Of course, I mean the Nobel Prize for Economics.
Here is a link to Prof. Greg Mankiw’s post http://gregmankiw.blogspot.com/2007/10/my-bet-on-nobel.html, he, as an economist, used data to show that past winners all got huge amount of citations.
I wrote a few papers on predicting movie sales from word-of-mouth. The one using a Bayesian Model gives amazing power. A hollywood media consulting company emailed us (my co-authors Prof. Chris Dellarocas, Prof. Neveen Awad and I) about creating a software to do the predictions. I guess that model could have gotten us quite some money, however, we had more fun things to do than to work on a software.
For this issue, I don’t have data. So let me use a behavioral method to predict (a.k.a guess).

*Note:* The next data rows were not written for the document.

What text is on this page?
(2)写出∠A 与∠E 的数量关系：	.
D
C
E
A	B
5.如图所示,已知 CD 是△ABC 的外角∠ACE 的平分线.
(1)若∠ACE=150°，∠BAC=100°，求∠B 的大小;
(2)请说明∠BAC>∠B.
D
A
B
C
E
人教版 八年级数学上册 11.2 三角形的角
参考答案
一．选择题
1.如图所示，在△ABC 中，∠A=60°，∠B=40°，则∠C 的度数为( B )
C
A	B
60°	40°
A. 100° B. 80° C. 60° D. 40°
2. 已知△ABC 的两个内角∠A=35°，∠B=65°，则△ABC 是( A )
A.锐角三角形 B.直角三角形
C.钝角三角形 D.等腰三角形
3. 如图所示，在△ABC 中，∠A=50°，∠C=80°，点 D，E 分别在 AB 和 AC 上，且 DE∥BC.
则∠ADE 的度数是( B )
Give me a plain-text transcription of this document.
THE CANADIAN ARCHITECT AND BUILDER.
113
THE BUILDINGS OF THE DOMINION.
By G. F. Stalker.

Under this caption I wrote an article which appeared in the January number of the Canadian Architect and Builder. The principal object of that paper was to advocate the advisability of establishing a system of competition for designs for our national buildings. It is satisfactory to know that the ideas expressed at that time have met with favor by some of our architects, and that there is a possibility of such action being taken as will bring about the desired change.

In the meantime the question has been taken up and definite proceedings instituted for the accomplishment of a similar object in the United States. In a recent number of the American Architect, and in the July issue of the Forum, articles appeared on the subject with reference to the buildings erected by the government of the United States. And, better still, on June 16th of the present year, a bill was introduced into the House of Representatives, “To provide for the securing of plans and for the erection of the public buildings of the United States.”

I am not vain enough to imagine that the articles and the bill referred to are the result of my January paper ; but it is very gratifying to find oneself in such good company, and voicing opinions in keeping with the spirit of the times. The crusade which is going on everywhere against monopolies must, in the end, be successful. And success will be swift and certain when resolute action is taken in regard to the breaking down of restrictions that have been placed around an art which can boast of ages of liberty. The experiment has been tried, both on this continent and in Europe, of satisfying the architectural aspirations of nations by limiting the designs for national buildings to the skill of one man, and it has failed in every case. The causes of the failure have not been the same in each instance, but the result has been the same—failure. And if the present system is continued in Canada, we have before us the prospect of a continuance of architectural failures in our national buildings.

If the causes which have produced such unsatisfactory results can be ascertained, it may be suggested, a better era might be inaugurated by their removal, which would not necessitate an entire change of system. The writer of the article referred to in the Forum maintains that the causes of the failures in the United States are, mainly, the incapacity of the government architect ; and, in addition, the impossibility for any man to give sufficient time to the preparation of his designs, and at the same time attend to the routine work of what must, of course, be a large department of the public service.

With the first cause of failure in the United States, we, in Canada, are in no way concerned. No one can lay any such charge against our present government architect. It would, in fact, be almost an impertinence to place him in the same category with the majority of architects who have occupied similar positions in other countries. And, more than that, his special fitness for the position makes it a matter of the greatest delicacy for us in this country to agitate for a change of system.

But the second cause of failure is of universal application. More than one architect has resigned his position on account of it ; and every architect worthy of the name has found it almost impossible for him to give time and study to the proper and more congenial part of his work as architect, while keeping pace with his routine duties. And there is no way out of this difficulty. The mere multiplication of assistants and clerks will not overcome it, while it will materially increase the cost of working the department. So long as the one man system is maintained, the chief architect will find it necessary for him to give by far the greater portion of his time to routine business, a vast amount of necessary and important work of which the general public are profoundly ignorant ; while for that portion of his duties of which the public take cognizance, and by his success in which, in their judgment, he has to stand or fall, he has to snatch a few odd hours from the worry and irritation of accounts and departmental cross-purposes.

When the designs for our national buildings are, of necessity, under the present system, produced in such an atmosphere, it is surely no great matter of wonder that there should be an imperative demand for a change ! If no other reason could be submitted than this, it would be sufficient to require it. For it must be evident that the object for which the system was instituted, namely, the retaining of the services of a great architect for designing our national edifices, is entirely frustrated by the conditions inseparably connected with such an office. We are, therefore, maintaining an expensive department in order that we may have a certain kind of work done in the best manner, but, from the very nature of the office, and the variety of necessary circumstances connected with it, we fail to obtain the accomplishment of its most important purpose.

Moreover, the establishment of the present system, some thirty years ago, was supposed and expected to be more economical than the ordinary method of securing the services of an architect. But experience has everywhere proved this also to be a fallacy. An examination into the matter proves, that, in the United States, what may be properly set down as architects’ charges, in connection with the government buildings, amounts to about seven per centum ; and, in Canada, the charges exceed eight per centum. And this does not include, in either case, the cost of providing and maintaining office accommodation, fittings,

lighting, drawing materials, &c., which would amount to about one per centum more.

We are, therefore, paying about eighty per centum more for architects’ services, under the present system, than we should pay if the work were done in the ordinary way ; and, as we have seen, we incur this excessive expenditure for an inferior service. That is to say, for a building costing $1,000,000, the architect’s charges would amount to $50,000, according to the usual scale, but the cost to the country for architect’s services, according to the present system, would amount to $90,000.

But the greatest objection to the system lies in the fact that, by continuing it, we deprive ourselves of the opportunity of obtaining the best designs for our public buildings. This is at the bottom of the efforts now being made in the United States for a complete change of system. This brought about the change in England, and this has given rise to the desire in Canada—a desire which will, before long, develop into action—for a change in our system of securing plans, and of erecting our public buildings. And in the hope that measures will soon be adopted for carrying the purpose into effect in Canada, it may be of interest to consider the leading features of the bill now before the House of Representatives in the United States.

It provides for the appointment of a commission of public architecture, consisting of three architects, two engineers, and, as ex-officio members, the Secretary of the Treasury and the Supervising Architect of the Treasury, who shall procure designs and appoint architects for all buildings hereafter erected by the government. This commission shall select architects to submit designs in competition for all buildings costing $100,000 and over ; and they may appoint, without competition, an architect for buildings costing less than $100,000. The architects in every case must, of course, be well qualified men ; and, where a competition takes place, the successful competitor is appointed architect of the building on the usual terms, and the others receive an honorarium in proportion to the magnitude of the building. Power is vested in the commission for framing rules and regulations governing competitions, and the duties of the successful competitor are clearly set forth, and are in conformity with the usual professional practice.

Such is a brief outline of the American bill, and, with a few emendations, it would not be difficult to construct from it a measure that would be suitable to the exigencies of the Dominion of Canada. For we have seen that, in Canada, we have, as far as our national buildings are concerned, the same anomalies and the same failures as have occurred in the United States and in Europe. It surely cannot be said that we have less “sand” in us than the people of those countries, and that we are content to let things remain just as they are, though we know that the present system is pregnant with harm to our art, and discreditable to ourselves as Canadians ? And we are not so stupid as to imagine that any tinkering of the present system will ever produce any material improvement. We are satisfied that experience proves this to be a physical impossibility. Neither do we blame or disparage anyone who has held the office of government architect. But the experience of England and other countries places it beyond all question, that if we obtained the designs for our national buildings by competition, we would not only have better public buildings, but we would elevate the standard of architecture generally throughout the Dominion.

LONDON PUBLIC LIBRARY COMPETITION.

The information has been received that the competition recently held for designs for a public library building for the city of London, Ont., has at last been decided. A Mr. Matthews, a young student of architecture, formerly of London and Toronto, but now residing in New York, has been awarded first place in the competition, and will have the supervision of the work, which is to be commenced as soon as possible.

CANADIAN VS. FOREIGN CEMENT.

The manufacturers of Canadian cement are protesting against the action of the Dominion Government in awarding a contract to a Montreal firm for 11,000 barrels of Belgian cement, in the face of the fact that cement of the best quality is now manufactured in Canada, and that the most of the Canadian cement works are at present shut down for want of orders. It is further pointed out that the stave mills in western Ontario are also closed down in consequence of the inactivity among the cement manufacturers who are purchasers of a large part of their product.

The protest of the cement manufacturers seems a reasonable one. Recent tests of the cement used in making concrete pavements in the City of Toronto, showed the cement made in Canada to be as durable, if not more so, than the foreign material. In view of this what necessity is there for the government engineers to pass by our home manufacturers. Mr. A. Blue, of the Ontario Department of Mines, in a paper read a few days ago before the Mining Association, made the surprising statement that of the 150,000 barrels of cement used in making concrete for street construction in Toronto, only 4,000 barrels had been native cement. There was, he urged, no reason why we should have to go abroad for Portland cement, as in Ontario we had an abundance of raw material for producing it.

Some people said Romer and Tirole, I don’t think they can be put together. They are working in different areas, and they are kind of young for Nobel. Romer is invited to UST for an IAS talk, they typically only invite nobel prize winners, so I guess he has a good chance this time, if not next. Tirole is amazing, I liked his papers, his books, and his lectures (He came to MIT to guest lecture in the IO class. Erik and I went to him once to consult about our idea on innovation incentives. He pointed us to some Michael Spence’s papers, they can not be more relevant). Only problem is that he’s too young.
I was reading quite a few papers on efficient market hypothesis these days due to a project on price’s informational role in asset markets. (Why I’m writing a finance paper? This is related to information! And to me, everything related to information is related to information technology). Fama and Shleifer were quoted so many times. I’m not a big fun of EMH (efficient market hypothesis), but who ever contributed to it lead finance into the prime time in b-schools. Fama should definitely be credited for it.
I took Holmstrom’s class, he has some very influential papers, so I guess he has a good chance.
Robert Gordon contributed significantly to Macroeconomics, but under two grounds I don’t think he’s the one. 1. there has been some recent awards in Macro, can’t be so soon. 2. he really doesn’t understand IT and its impact to the society. I was totally disappointed by his keynote speech in last year’s WISE conference at Northwestern U.
Overall, I would vote for Fama and Shleifer. If I can not do it correctly, I’ll develop a Bayesian model on this next year.
Can’t wait till Oct 15 to get the result.